A fighter affiliated with Syria's new administration carries the decapitated head of an equestrian statue of Bassel al-Assad, brother of toppled president Bashar al-Assad, removed from the abandoned Republican Guard base on Mount Qasyun. Bakr ALKASEM / AFP
A fighter affiliated with Syria's new administration carries the decapitated head of an equestrian statue of Bassel al-Assad, brother of toppled president Bashar al-Assad, removed from the abandoned Republican Guard base on Mount Qasyun. Bakr ALKASEM / AFP

On the slopes of Mount Qasyun which overlooks Damascus, a network of tunnels links a military complex, tasked with defending the Syrian capital, to the presidential palace facing it.
The tunnels, seen by an AFP correspondent, are among secrets of president Bashar al-Assad's rule exposed since the opposition toppled him on December 8.

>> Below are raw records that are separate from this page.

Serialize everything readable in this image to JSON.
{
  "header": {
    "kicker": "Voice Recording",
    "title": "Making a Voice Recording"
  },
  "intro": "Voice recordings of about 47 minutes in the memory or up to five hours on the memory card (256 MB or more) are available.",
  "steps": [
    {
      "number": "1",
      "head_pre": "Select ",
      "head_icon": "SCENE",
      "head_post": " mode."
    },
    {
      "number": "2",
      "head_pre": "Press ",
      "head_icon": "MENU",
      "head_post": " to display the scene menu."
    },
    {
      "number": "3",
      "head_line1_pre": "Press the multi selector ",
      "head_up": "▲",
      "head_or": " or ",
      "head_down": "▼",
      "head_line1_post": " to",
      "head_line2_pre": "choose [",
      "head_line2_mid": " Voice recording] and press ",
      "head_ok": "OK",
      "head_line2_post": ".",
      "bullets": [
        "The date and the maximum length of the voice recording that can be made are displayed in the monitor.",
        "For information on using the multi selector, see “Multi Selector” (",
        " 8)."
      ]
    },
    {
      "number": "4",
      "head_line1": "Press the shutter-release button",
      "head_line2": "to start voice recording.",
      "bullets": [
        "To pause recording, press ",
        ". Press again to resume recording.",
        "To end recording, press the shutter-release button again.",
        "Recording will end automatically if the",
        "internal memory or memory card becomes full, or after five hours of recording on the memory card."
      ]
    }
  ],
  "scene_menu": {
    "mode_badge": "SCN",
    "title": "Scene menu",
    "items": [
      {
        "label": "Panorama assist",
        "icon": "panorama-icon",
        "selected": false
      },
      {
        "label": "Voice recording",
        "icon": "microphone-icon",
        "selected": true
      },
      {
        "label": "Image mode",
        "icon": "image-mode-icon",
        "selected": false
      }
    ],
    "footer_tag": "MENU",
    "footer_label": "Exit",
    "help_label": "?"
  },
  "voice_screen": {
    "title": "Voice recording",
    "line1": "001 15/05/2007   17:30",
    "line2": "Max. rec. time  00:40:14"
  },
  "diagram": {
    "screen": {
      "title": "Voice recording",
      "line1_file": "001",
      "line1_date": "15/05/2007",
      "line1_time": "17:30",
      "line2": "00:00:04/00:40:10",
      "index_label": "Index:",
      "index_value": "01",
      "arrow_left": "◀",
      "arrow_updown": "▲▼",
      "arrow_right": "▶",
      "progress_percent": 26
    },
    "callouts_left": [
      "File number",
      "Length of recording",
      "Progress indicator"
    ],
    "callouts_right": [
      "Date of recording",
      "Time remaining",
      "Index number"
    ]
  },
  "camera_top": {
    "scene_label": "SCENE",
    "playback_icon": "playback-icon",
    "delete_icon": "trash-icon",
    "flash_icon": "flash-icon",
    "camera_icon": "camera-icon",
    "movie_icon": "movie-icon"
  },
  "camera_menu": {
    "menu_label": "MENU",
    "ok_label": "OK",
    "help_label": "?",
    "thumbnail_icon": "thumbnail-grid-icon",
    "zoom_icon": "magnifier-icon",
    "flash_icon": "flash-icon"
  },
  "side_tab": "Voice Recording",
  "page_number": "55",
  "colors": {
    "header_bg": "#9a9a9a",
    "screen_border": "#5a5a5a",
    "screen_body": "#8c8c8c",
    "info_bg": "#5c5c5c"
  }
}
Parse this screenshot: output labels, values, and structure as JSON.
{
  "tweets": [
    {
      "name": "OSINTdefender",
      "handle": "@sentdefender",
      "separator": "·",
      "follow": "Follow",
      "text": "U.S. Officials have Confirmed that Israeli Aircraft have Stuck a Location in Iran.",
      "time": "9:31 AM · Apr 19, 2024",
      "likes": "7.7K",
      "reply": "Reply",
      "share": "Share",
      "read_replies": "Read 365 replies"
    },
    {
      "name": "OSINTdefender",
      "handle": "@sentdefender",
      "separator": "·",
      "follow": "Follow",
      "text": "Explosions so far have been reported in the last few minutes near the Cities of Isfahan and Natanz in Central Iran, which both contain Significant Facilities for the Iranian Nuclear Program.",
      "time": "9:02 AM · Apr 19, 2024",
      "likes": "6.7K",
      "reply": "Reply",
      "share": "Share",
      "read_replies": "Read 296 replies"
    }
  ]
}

"We entered this enormous barracks of the Republican Guard after the liberation" of Damascus sent Assad fleeing to Moscow, said Mohammad Abu Salim, a military official from Hayat Tahrir al-Sham (HTS), the dominant group in the alliance that overthrew Assad.

"We found a vast network of tunnels which lead to the presidential palace" on a neighboring hill, Salim said.

During Assad's rule, Qasyun was off limits to the people of Damascus because it was an ideal location for snipers -- the great view includes the presidential palaces and other government buildings.

It was also from this mountain that artillery units for years pounded opposition-held areas at the gates of the capital.

An AFP correspondent entered the Guard complex of two bunkers containing vast rooms reserved for its soldiers. The bunkers were equipped with telecommunications gear, electricity, a ventilation system and weapons supplies.

Other simpler tunnels were dug out of the rock to hold ammunition.

Despite such elaborate facilities, Syria's army collapsed, with troops abandoning tanks and other gear as opposition fighters advanced from their northern stronghold to the capital in less than two weeks,.

On the grounds of the Guard complex a statue of the president's brother Bassel al-Assad, atop a horse, has been toppled and Bassel's head severed.

Bassel al-Assad died in a 1994 road accident. He had been the presumed successor to his father Hafez al-Assad who set up the paranoid, secretive, repressive system of government that Bashar inherited when his father died in 2000.

In the immense Guard camp now, former opposition fighters use pictures of Bashar al-Assad and his father for target practice.

Tanks and heavy weapons still sit under arched stone shelters.

Resembling a macabre outdoor art installation, large empty rusted barrels with attached fins pointing skyward are lined up on the ground, their explosives further away.

"The regime used these barrels to bomb civilians in the north of Syria," Abu Salim said.

The United Nations denounced Bashar's use of such weapons dropped from helicopters or airplanes against civilian areas held by Assad's opponents during Syria's years-long civil war that began in 2011.